3D Printed Shark Skin Allows Scientists to Study Sharks’ Secret for Speed


Harvard scientists have recreated shark skin, and in the process have discovered that the structure of the skin can actually increase shark swimming speeds by 6.6 percent.

If you were to ever get up close to a shark, you would see that its skin is covered with millions of tiny tooth-like scales, known as denticles. The denticles allow the shark to travel at faster speeds by disrupting the flow of smooth water that holds them back. The process is similar to the dimples on a golf ball, which allow it to travel faster and further.

Scientists don’t know exactly how this process happens, but George Lauder from Harvard University and his colleges were determined to find out and decided to try to create artificial shark skin.

Until recently, the denticles on a shark’s skin have been too difficult to recreate. Until 3D printing, that is. Lauder and his team used the skin from a mako shark and used a combination of 3D scanning and 3D printing to create the artificial skin.

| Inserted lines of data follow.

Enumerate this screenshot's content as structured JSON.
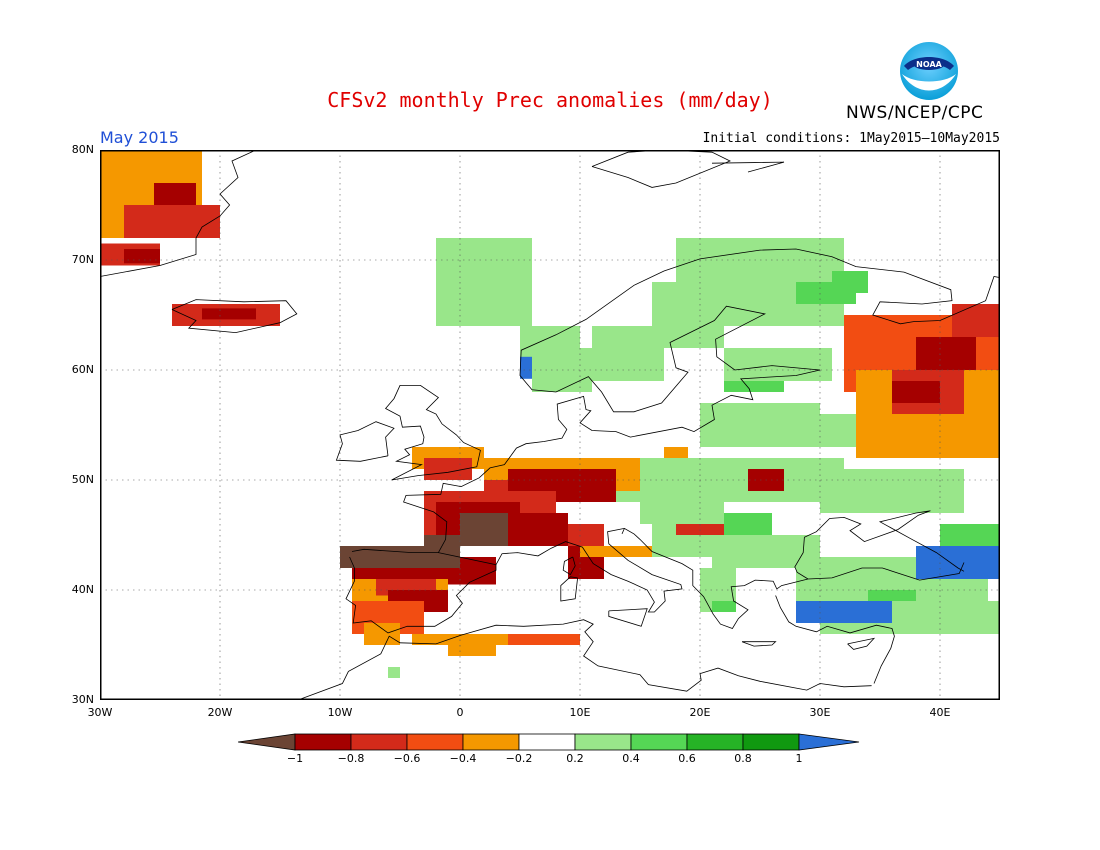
{
  "header": {
    "title": "CFSv2 monthly Prec anomalies (mm/day)",
    "agency": "NWS/NCEP/CPC",
    "logo_text": "NOAA",
    "month": "May 2015",
    "initial_conditions": "Initial conditions: 1May2015—10May2015"
  },
  "map": {
    "lon_range": [
      -30,
      45
    ],
    "lat_range": [
      30,
      80
    ],
    "grid": "dotted",
    "lat_labels": [
      "80N",
      "70N",
      "60N",
      "50N",
      "40N",
      "30N"
    ],
    "lon_labels": [
      "30W",
      "20W",
      "10W",
      "0",
      "10E",
      "20E",
      "30E",
      "40E"
    ]
  },
  "colorbar": {
    "labels": [
      "−1",
      "−0.8",
      "−0.6",
      "−0.4",
      "−0.2",
      "0.2",
      "0.4",
      "0.6",
      "0.8",
      "1"
    ],
    "colors": [
      "#6b4434",
      "#a50000",
      "#d32a1a",
      "#f24d12",
      "#f59800",
      "#ffffff",
      "#99e68a",
      "#55d655",
      "#26b326",
      "#109910",
      "#2a6fd6"
    ]
  }
}
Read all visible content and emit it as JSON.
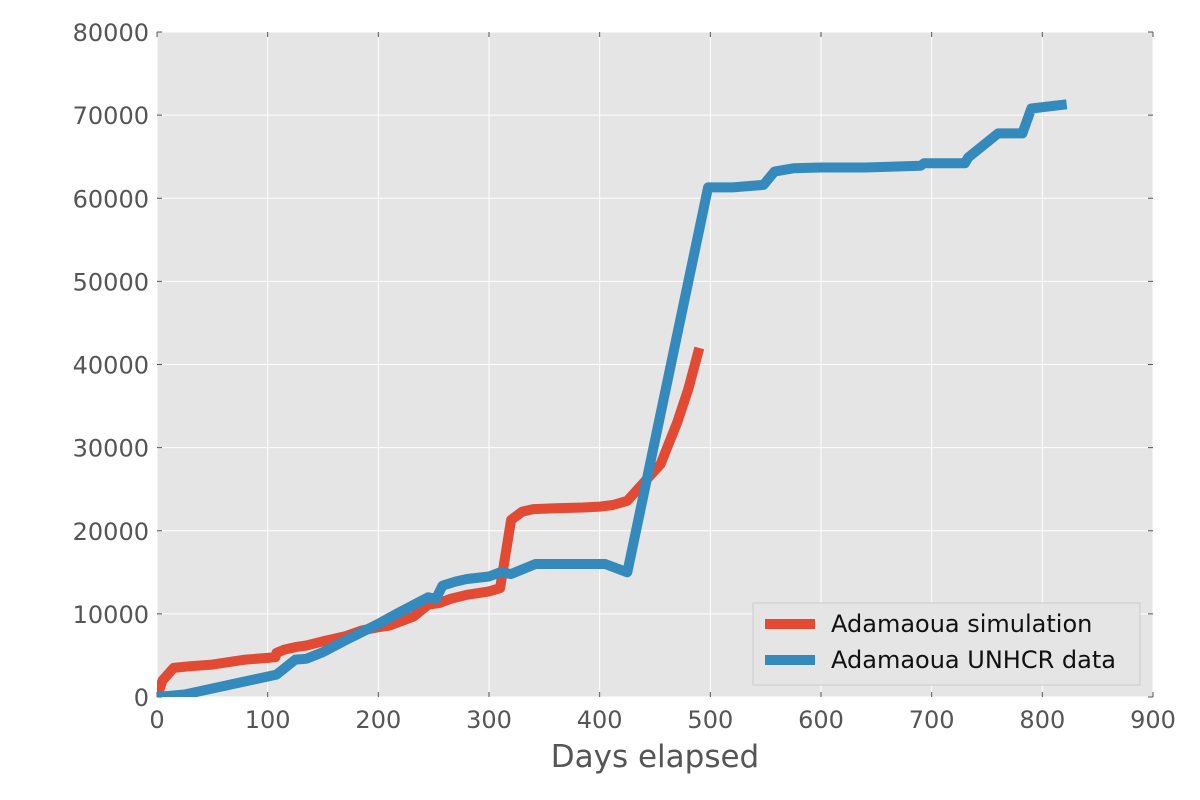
{
  "chart_data": {
    "type": "line",
    "title": "",
    "xlabel": "Days elapsed",
    "ylabel": "",
    "xlim": [
      0,
      900
    ],
    "ylim": [
      0,
      80000
    ],
    "xticks": [
      0,
      100,
      200,
      300,
      400,
      500,
      600,
      700,
      800,
      900
    ],
    "yticks": [
      0,
      10000,
      20000,
      30000,
      40000,
      50000,
      60000,
      70000,
      80000
    ],
    "grid": true,
    "legend_position": "lower-right",
    "background": "#e5e5e5",
    "series": [
      {
        "name": "Adamaoua simulation",
        "color": "#e24a33",
        "points": [
          [
            0,
            0
          ],
          [
            5,
            2000
          ],
          [
            15,
            3500
          ],
          [
            30,
            3700
          ],
          [
            50,
            3900
          ],
          [
            65,
            4200
          ],
          [
            80,
            4500
          ],
          [
            100,
            4700
          ],
          [
            107,
            4800
          ],
          [
            108,
            5300
          ],
          [
            115,
            5700
          ],
          [
            125,
            6000
          ],
          [
            135,
            6200
          ],
          [
            150,
            6700
          ],
          [
            170,
            7300
          ],
          [
            185,
            8000
          ],
          [
            200,
            8400
          ],
          [
            210,
            8600
          ],
          [
            220,
            9100
          ],
          [
            232,
            9700
          ],
          [
            245,
            11100
          ],
          [
            255,
            11300
          ],
          [
            265,
            11800
          ],
          [
            280,
            12300
          ],
          [
            300,
            12700
          ],
          [
            310,
            13100
          ],
          [
            320,
            21300
          ],
          [
            330,
            22300
          ],
          [
            340,
            22600
          ],
          [
            360,
            22700
          ],
          [
            385,
            22800
          ],
          [
            400,
            22900
          ],
          [
            412,
            23100
          ],
          [
            425,
            23600
          ],
          [
            440,
            25800
          ],
          [
            455,
            28000
          ],
          [
            470,
            33000
          ],
          [
            480,
            37000
          ],
          [
            490,
            42000
          ]
        ]
      },
      {
        "name": "Adamaoua UNHCR data",
        "color": "#348abd",
        "points": [
          [
            0,
            0
          ],
          [
            25,
            300
          ],
          [
            108,
            2700
          ],
          [
            125,
            4500
          ],
          [
            135,
            4600
          ],
          [
            150,
            5400
          ],
          [
            170,
            6800
          ],
          [
            200,
            8800
          ],
          [
            215,
            9900
          ],
          [
            245,
            12000
          ],
          [
            252,
            11800
          ],
          [
            258,
            13400
          ],
          [
            270,
            13900
          ],
          [
            280,
            14200
          ],
          [
            300,
            14500
          ],
          [
            310,
            15000
          ],
          [
            320,
            14800
          ],
          [
            342,
            16000
          ],
          [
            405,
            16000
          ],
          [
            425,
            15000
          ],
          [
            498,
            61300
          ],
          [
            520,
            61300
          ],
          [
            548,
            61600
          ],
          [
            558,
            63200
          ],
          [
            575,
            63600
          ],
          [
            600,
            63700
          ],
          [
            640,
            63700
          ],
          [
            690,
            63900
          ],
          [
            693,
            64200
          ],
          [
            730,
            64200
          ],
          [
            733,
            64900
          ],
          [
            760,
            67800
          ],
          [
            782,
            67800
          ],
          [
            790,
            70800
          ],
          [
            822,
            71300
          ]
        ]
      }
    ]
  }
}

The challenge came when the scientists tried to manufacture the synthetic skin – with thousands of denticles to imitate the skin of a shark. The whole process took around a year and involved testing different materials, printing prototypes, and adjusting the denticles.

The artificial skin impressed Oliver Crimmen, a fish expert at the Natural History Museum. The team tested the 3D printed shark skin by putting it on a small flexible paddle and was able to see the benefits that sharks get from their unique scales. The paddle with the shark skin improved swimming speed by 6.6 percent, using 5.9 percent less energy when compared with a paddle with a smooth surface.

“That’s a huge effect, when factored over the entire lifetime of an animal that is constantly swimming,” said Prof Lauder.

However, Lauder says not to expect the shark skin to be on swimming clothes in the immediate future. While it improves your swimming performance, the process that is required to recreate the skin is so time consuming that it may be years before we start to see shark skin flippers and swimming gear.